Auch von den einzelnen Kirchgemeinden erhielt er in dieser Zeit keine Unterstützung wie aus einem Brief aus dieser Zeit hervor geht.

 

"Auf Ihr Bitten um den Jahresbeitrag für die SD teilen wir Ihnen hierdurch mit, dass wir solange keine Beiträge und Sammlungen gewähren werden, bis Ihr Herr Vorsitzender eine gerechtere und maßvollere Einstellung zur Reichskirche und zur Bewegung "Deutscher Christen" gefunden haben wird. "

Heil Hitler!
Ev. Gemeindekirchenrat der Lutherkirche

 

Auf diese Beiträge war das Mutterhaus angewiesen um eine normale Lebenshaltung der Schwestern in Bezug auf Nahrung und Kleidung zu gewährleisten. Die psychische und physische Belastung für die Mitarbeiter war in dieser Zeit sehr groß. Viele, die als Probeschwester in die Synodaldiakonie eintraten, waren den Belastungen nicht gewachsen und verließen diese wieder.
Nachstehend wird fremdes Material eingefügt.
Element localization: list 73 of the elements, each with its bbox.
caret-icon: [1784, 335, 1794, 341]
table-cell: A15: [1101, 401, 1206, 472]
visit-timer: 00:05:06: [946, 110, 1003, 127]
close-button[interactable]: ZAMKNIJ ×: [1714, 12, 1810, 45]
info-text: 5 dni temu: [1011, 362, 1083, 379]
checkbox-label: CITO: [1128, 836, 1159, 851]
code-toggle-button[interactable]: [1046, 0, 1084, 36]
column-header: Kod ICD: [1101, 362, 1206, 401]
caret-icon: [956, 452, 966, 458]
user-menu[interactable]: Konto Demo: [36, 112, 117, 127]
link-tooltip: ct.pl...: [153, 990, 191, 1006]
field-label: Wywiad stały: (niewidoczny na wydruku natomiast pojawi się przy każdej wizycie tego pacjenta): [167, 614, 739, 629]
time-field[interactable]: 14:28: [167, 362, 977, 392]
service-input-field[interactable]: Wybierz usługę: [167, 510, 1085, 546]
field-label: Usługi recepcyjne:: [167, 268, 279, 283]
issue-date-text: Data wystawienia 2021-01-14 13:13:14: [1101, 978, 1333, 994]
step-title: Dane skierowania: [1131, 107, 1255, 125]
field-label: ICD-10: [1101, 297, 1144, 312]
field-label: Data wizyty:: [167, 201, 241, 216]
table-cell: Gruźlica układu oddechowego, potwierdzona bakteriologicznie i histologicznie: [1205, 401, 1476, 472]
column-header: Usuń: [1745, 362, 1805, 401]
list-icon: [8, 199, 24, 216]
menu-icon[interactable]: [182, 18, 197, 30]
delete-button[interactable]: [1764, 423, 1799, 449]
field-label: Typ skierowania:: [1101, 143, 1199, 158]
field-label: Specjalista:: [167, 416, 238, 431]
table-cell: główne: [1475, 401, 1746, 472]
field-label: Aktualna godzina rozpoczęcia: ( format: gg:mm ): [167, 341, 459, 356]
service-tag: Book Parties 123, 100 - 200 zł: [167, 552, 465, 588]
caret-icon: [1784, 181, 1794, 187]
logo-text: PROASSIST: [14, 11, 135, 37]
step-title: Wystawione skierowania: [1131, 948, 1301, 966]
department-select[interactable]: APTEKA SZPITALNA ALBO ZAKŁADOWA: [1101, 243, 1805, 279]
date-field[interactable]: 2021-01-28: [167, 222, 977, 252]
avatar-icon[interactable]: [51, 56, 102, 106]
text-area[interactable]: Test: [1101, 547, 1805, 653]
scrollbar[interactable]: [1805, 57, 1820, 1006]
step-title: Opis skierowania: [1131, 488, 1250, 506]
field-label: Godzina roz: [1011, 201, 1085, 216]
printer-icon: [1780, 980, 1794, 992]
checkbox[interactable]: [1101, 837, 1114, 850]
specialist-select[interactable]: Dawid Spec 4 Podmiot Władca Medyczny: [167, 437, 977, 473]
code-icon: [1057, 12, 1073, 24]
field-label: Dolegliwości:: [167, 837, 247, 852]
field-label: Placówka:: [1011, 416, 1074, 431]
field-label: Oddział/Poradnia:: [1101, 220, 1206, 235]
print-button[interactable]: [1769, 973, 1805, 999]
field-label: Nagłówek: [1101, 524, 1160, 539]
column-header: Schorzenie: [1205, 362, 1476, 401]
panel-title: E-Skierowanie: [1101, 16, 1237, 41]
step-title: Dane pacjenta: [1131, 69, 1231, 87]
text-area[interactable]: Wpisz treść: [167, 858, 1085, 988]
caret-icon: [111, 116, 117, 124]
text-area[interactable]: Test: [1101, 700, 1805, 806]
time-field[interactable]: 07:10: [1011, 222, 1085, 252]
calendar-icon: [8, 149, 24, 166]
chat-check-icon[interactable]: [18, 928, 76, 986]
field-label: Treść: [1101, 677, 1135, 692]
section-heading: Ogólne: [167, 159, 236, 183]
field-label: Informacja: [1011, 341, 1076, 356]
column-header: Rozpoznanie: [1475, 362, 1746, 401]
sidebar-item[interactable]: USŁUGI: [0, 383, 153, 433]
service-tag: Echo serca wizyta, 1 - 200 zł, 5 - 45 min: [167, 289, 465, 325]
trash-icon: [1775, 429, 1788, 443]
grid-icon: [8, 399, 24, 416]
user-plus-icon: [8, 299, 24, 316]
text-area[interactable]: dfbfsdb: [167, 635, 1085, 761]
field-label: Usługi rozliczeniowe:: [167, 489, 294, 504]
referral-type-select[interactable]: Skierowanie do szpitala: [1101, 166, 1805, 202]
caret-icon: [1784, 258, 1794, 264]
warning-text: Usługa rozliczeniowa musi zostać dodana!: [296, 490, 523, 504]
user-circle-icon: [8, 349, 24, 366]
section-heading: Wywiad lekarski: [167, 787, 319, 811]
Es fehlte dadurch bei den Schwestern an Nachwuchs. Die Zeitschwesternschaft wurde eingeführt. Für fünf Jahre mussten sich diese Probeschwestern verpflichten. Sie erhielten wie die Diakonissen eine kostenfreie Ausbildung mit staatlichem Examen, sowie ein Monatsgeld und Wohnung im Mutterhaus.
Diese Zeitschwesternschaft entwickelte sich nicht wunschgemäß. Sollte sie ursprünglich nur ein Meilenstein auf dem Weg zur Diakonisse sein, so bildete sich aus ihr mehr und mehr eine freie Schwesternschaft.

 

Schwestern verließen in der Regel gleich nach Beendigung der Ausbildung die Einrichtung wieder. Blieben sie dennoch, so verlangten sie eine tarifgemäße Gehaltsabfindung. Ihr Nutzen für die Synodaldiakonie war daher sehr gering.

 

Diese Entwicklung enttäuschte Pfarrer Winkelmann zutiefst. Bis Ende 1939 hat er alle ihm zur Verfügung stehenden Kräfte für die Erhaltung der Oberlausitzer Synodaldiakonie und seiner Diakonissenschaft eingesetzt und sich mit allen seinen Bemühungen diesem Werk unauslöschlich eingeprägt.